María Teresa de Filippis

María Teresa de Filippis disputó tres GP’s de Fórmula 1.

María Teresa decidió ingresar en el mundo de la competición a modo de desafío. En 1498 participó en su primera carrera real: con solo 22 años alcanzó el lugar más alto del podio en los 10 kilómetros de Salerno-Cava de’ Tirreni, en la clase de 500 cc de la categoría de turismos en la que batió a sus rivales hombres. Esta primera victoria prendió su pasión por la competición y durante los siguientes años triunfó en numerosas competiciones en la categoría de 750 cc.

De 1953 a 1954 manejó un Osca 1100 cc con el que conquistó las 12 Horas de Pescara, el Trullo d’Oro, la Catania-Etna, y los circuitos de Caserta y Siracusa.

María Teresa de Filippis

Juan Manuel Fangio, Jean Behra y Maria Teresa De Filippis.

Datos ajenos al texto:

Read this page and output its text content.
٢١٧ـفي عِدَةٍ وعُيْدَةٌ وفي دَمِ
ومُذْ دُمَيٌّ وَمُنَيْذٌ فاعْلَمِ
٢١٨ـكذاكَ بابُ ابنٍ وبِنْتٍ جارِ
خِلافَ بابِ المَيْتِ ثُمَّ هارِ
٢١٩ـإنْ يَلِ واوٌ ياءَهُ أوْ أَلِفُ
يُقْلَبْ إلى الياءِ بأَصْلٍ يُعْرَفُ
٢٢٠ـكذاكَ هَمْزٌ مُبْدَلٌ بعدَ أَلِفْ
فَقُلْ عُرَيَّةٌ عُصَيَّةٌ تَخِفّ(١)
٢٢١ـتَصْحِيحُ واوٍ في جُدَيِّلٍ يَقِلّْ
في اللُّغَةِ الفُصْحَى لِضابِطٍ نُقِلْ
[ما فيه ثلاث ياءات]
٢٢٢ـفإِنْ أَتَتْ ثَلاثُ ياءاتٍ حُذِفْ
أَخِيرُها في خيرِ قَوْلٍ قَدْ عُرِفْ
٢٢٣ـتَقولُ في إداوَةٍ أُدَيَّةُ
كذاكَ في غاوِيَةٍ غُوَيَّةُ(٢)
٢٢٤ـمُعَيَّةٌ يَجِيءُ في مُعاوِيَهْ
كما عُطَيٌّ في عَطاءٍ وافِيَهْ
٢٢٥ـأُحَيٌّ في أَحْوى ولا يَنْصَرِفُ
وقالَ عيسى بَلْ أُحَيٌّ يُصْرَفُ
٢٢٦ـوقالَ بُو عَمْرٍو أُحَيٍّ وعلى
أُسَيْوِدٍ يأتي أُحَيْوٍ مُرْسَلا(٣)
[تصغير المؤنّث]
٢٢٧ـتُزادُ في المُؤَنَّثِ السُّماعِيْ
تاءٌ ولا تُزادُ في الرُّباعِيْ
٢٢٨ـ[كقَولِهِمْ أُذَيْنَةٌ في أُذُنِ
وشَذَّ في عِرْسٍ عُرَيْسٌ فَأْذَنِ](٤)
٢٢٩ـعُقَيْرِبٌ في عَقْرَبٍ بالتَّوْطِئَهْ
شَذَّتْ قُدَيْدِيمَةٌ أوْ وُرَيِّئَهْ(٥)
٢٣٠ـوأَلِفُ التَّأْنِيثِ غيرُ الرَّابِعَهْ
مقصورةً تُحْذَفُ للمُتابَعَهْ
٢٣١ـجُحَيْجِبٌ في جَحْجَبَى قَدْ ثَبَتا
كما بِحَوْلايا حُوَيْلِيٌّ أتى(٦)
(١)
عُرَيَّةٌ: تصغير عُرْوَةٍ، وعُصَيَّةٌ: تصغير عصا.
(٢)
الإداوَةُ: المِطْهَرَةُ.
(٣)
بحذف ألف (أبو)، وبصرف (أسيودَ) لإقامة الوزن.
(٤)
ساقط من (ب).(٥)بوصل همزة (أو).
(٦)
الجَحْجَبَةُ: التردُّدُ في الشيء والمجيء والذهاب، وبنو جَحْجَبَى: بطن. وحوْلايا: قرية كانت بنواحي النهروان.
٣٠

En 1955 pasó a pilotar el Maserati 2000 A6GCS. En un artículo que escribió sobre sus años de competición, explicaba: “…un auto potente, con el que me sentía capaz de hacer cualquier cosa… y lo hice”, añadiendo, “¡pobre! Tantos accidentes espectaculares, ¡pero también cuántas victorias!” Sobre todo una: la de Catania-Etna donde estableció un récord de tiempo que se mantuvo imbatido durante tres años. Al final del campeonato de 1955, fue segunda en la categoría de 2000 cc.

En 1958, al volante de un Maserati 250F privado, hizo su debut en el GP de Siracusa y, después compitió en su primer Gran Premio del Mundial de Fórmula 1, en Bélgica.

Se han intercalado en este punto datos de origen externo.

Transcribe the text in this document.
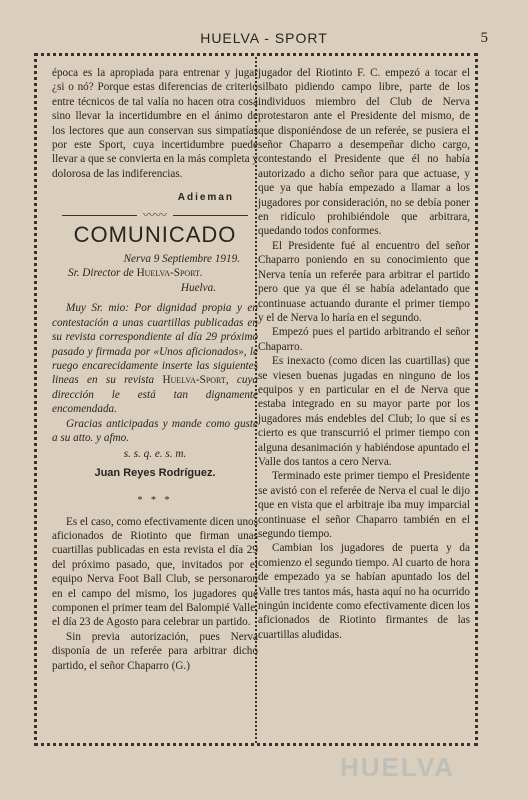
HUELVA - SPORT	5

época es la apropiada para entrenar y jugar ¿si o nó? Porque estas diferencias de criterio entre técnicos de tal valía no hacen otra cosa sino llevar la incertidumbre en el ánimo de los lectores que aun conservan sus simpatías por este Sport, cuya incertidumbre puede llevar a que se convierta en la más completa y dolorosa de las indiferencias.

Adieman
〰〰
COMUNICADO

Nerva 9 Septiembre 1919.

Sr. Director de Huelva-Sport.

Huelva.

Muy Sr. mio: Por dignidad propia y en contestación a unas cuartillas publicadas en su revista correspondiente al día 29 próximo pasado y firmada por «Unos aficionados», le ruego encarecidamente inserte las siguientes lineas en su revista Huelva-Sport, cuya dirección le está tan dignamente encomendada.

Gracias anticipadas y mande como guste a su atto. y afmo.

s. s. q. e. s. m.

Juan Reyes Rodríguez.

* * *

Es el caso, como efectivamente dicen unos aficionados de Riotinto que firman unas cuartillas publicadas en esta revista el día 29 del próximo pasado, que, invitados por el equipo Nerva Foot Ball Club, se personaron en el campo del mismo, los jugadores que componen el primer team del Balompié Valle, el día 23 de Agosto para celebrar un partido.

Sin previa autorización, pues Nerva disponía de un referée para arbitrar dicho partido, el señor Chaparro (G.)

jugador del Riotinto F. C. empezó a tocar el silbato pidiendo campo libre, parte de los individuos miembro del Club de Nerva protestaron ante el Presidente del mismo, de que disponiéndose de un referée, se pusiera el señor Chaparro a desempeñar dicho cargo, contestando el Presidente que él no había autorizado a dicho señor para que actuase, y que ya que había empezado a llamar a los jugadores por consideración, no se debía poner en ridículo prohibiéndole que arbitrara, quedando todos conformes.

El Presidente fué al encuentro del señor Chaparro poniendo en su conocimiento que Nerva tenía un referée para arbitrar el partido pero que ya que él se había adelantado que continuase actuando durante el primer tiempo y el de Nerva lo haría en el segundo.

Empezó pues el partido arbitrando el señor Chaparro.

Es inexacto (como dicen las cuartillas) que se viesen buenas jugadas en ninguno de los equipos y en particular en el de Nerva que estaba integrado en su mayor parte por los jugadores más endebles del Club; lo que sí es cierto es que transcurrió el primer tiempo con alguna desanimación y habiéndose apuntado el Valle dos tantos a cero Nerva.

Terminado este primer tiempo el Presidente se avistó con el referée de Nerva el cual le dijo que en vista que el arbitraje iba muy imparcial continuase el señor Chaparro también en el segundo tiempo.

Cambian los jugadores de puerta y da comienzo el segundo tiempo. Al cuarto de hora de empezado ya se habían apuntado los del Valle tres tantos más, hasta aquí no ha ocurrido ningún incidente como efectivamente dicen los aficionados de Riotinto firmantes de las cuartillas aludidas.

HUELVA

En aquel estreno en Spa-Francorchamps largó 19° y finalizó décima. Luego participo en los GP’s de Portugal e Italia de ese mismo año, aunque en ninguno de los dos pudo llegar a cruza la línea de meta.

Capaz de irrumpir en un ambiente que hasta entonces había sido considerado exclusivamente para hombres, María Teresa se ganó el respeto y la estima de sus rivales.

Desde entonces un buen número de mujeres han competido en el deporte motor, pero solo ella tiene el único récord que no nunca podrá ser batido o igualado: ser la primera mujer en competir en el Fórmula 1.